I touched the kitten gently, afraid he'd disappear if I pressed too hard. Her fur was softer than anything in this cold, sterile place. She stretched out like she belonged here. Like she belonged to me.

"Does she have a name?"

"I thought you could give her one."

I blinked at her. "You want me to name her?"

"I want you to feel like you own something. Something that can't be taken away by Mother, or Father, or—any of them."

The kitten sneezed.

June laughed.

And just like that, the walls cracked.

---

Later that evening, after June left through the same window she always used, I stayed up just staring at the kitten—my kitten. She slept in a ball on my pillow like she was guarding me from nightmares.
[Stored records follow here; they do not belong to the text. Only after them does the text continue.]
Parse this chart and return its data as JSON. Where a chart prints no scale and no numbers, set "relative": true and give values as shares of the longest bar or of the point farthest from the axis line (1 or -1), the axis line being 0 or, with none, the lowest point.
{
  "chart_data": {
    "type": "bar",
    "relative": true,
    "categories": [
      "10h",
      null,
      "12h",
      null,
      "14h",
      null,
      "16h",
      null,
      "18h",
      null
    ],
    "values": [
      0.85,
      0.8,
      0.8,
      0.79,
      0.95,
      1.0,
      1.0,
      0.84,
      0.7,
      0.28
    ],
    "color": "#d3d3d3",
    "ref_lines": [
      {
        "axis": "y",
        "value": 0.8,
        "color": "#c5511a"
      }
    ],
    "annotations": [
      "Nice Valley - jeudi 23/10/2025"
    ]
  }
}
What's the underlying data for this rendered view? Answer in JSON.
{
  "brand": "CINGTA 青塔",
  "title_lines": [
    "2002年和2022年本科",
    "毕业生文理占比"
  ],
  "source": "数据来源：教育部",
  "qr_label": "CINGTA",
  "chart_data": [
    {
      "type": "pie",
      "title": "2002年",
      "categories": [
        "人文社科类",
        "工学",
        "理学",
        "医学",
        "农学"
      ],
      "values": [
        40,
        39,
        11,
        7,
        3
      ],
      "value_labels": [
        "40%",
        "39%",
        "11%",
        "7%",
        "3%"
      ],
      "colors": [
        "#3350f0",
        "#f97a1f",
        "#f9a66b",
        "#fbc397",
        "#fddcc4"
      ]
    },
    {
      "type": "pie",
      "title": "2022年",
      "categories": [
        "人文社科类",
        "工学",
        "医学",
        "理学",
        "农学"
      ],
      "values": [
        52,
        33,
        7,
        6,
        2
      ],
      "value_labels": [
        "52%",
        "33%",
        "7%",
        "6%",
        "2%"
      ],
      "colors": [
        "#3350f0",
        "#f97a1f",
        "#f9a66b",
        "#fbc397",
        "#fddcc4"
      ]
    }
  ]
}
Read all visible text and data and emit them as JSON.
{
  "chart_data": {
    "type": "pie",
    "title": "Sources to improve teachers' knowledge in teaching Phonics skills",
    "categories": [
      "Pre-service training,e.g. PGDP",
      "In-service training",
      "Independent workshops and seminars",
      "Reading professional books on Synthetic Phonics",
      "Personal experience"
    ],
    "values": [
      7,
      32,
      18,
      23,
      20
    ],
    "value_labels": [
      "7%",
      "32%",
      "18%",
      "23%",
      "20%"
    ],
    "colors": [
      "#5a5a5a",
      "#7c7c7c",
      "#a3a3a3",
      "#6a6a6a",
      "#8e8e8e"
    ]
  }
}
Naming him took time. I tried out a few: Ghost, because she moved like one. Storm, because she'd come into my life like thunder behind June's grin. But neither fit.

In the end, I whispered: "Clover."

She didn't even twitch, but somehow, I knew it fit.

Clover.

A secret. A heartbeat all my own.

When the door creaked open hours later for nightly rounds, I shoved Milo gently under my covers and pretended to be asleep. The nurse—thankfully not the nosy one—took one glance, jotted a note on her clipboard, and left without a word.

Clover's head popped out moments later, and she rested her paw on my cheek like she was already used to having the final say.

I had a kitten and I was happy.

___

It was morning again. Or maybe it wasn't. The light didn't shift much in this hospital. It filtered in through frosted windows, always cold, always the same shade of pale gray. The kind of light that dulled colors and flattened the world into something sterile. But this morning was different because of the small, warm bundle curled at the foot of my bed—a fuzzy kitten named Clover, a gift from June.

She had smuggled her in last night, with crumbs in her hoodie pocket and mischief in her eyes. "You need a friend," she had whispered, placing the kitten in my hands like she was handing me something sacred. And I had clutched the little thing like she was. Clover hadn't left my side since.

The door clicked open softly, and I automatically straightened. Reflex. Habit. Survival.

I expected a nurse. Maybe even mother. But it was Noah.

He walked in holding a tray of vials, bandages, and those pale blue gloves. His expression unreadable, as always. But not cold—no, not like father. Just… measured.

"I need to take your blood," he said. No good morning. No "how are you feeling." Just straight to business. As usual.

I nodded, pushing up my sleeve before he asked. It was easier to comply. Easier than explaining that my body wasn't mine—that it belonged to Cassandra's chart.

Noah settled beside me, focused and silent as he set the tray down on the bedside table. I turned my face away, watching Clover stretch and bat playfully at the blanket.

"New addition?" he asked suddenly.

My head whipped back to him. His voice had softened. And—was that a smile? A real one?

"She's… Clover," I said. My voice sounded rusty. "June gave her to me."

"Good name." He wrapped the tourniquet around my arm, his fingers brushing against my skin just briefly—professional, impersonal. Still, it felt warmer than I expected.

I hated needles. Not for the pain. I had learned to live with that a long time ago. It was the reminder. Every puncture felt like a signature on the invisible contract I'd been born into.

He swabbed the inside of my elbow, and I watched the sterile gauze sweep across my skin like an eraser—except it never really erased anything.

Then, as he inserted the needle, he asked, "What's your favorite book?"

I blinked.

"What?"

He looked up. "You read, right?"

"Yes… I—yeah. I do." I felt my heart jump in my chest. No one ever asked me things like that. No one ever… cared.

His eyes met mine briefly, and something in them didn't feel like observation. It felt like curiosity. Gentle, but real.